Here are some ways our audits make an impact on the human level.

Teacher Qualifications

I just mentioned the audits of education collaboratives. Among the audit findings were truly serious things like board members and staff using public funds for golf outings and trips to the Kentucky Derby, abuse of the public pension system, school superintendents using collaboratives as slush funds to pay for things their local school districts couldn’t or shouldn’t pay for, and the failure of collaboratives to rebate excess funds to the local schools districts.

But at the Merrimack Collaborative, where the most egregious abuses occurred, they also were using uncertified teachers. 70% of their educators lacked required licenses, and there were no performance measures to hold the educators accountable.

So, while the management was spending money on things that aren’t allowed, they were failing to spend money on properly credentialed staff for their students. Kids who need the most attention and guidance weren’t getting the type of instructors the law required. That is changing now at this collaborative, but it will take a comprehensive overhaul of the system governing collaboratives to keep it from happening again.

Unnecessary X-Rays

Our work can also serve a public safety and public health role.

I mentioned before that our office is using advanced technology to review millions of records and find abuse and fraud in Medicaid. Some of the $4.3 million we’ve identified this year came from dentists who were submitting claims to MassHealth for procedures never performed – obviously, that is very bad.

What is even worse however is that some dentists were actually performing procedures that weren’t needed –subjecting otherwise healthy kids to multiple unnecessary X-rays, greatly in excess of the guidelines of the American Academy of Pediatrics.

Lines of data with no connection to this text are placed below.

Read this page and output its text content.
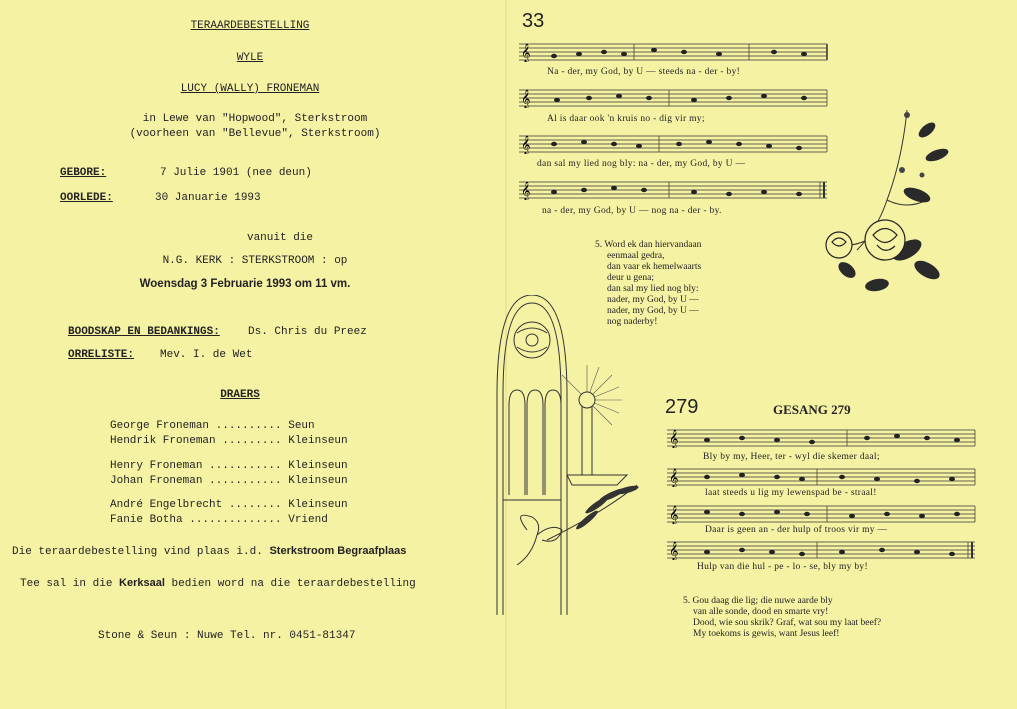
TERAARDEBESTELLING
WYLE
LUCY (WALLY) FRONEMAN
in Lewe van "Hopwood", Sterkstroom
(voorheen van "Bellevue", Sterkstroom)
GEBORE:	7 Julie 1901 (nee deun)
OORLEDE:	30 Januarie 1993
vanuit die
N.G. KERK : STERKSTROOM : op
Woensdag 3 Februarie 1993 om 11 vm.
BOODSKAP EN BEDANKINGS:	Ds. Chris du Preez
ORRELISTE: Mev. I. de Wet
DRAERS
George Froneman .......... Seun
Hendrik Froneman ......... Kleinseun
Henry Froneman ........... Kleinseun
Johan Froneman ........... Kleinseun
André Engelbrecht ........ Kleinseun
Fanie Botha .............. Vriend
Die teraardebestelling vind plaas i.d. Sterkstroom Begraafplaas
Tee sal in die Kerksaal bedien word na die teraardebestelling
Stone & Seun : Nuwe Tel. nr. 0451-81347
33
𝄞
Na - der, my God, by U — steeds na - der - by!
𝄞
Al is daar ook 'n kruis no - dig vir my;
𝄞
dan sal my lied nog bly: na - der, my God, by U —
𝄞
na - der, my God, by U — nog na - der - by.
5. Word ek dan hiervandaan
eenmaal gedra,
dan vaar ek hemelwaarts
deur u gena;
dan sal my lied nog bly:
nader, my God, by U —
nader, my God, by U —
nog naderby!
279	GESANG 279
𝄞
Bly by my, Heer, ter - wyl die skemer daal;
𝄞
laat steeds u lig my lewenspad be - straal!
𝄞
Daar is geen an - der hulp of troos vir my —
𝄞
Hulp van die hul - pe - lo - se, bly my by!
5. Gou daag die lig; die nuwe aarde bly
van alle sonde, dood en smarte vry!
Dood, wie sou skrik? Graf, wat sou my laat beef?
My toekoms is gewis, want Jesus leef!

This is horrifying. These audits have exposed several dentists. They serve as warnings to others and, we hope, will spur state agencies to take a closer look at the effectiveness of their own oversight.

District Courts – Equal Justice

An audit can also identify an action or failure to act which actually constitutes a miscarriage of justice.

In my first few months on the job, several audits of district courts came across my desk with the same finding. At a number of courts, not all of the required probation fees were being collected. That is because some judges decided not to implement an increase in probation fees, because they thought it was unfair. They refused to collect it, even though a good portion of the money was used to run their courts, and the court administrators didn’t detect it because they lack an accounts receivable system.

Now, I am not a prosecutor, but it seems to me that some judges were violating the law as well as not collecting monies owed. They were also failing to ensure that justice was being meted out fairly. Justice should not depend on which court administers your case. A punishment that is ordered should be followed uniformly across the state, according to the law.

Closing

There are two sides to the coin of auditing in state government. On one side is the money; on the other side is the public. Government auditing combines a pursuit of integrity and a commitment to public accountability that I find exciting and rewarding. Recognizing the importance of and the potential in paying attention to both sides of the coin is how the office can truly make government work better.

So, I now hope to hear some ideas and advice about how to improve my office and seek improvements in government as a whole. Thank you for inviting me to be with you today. I’ll be pleased to take any of your questions.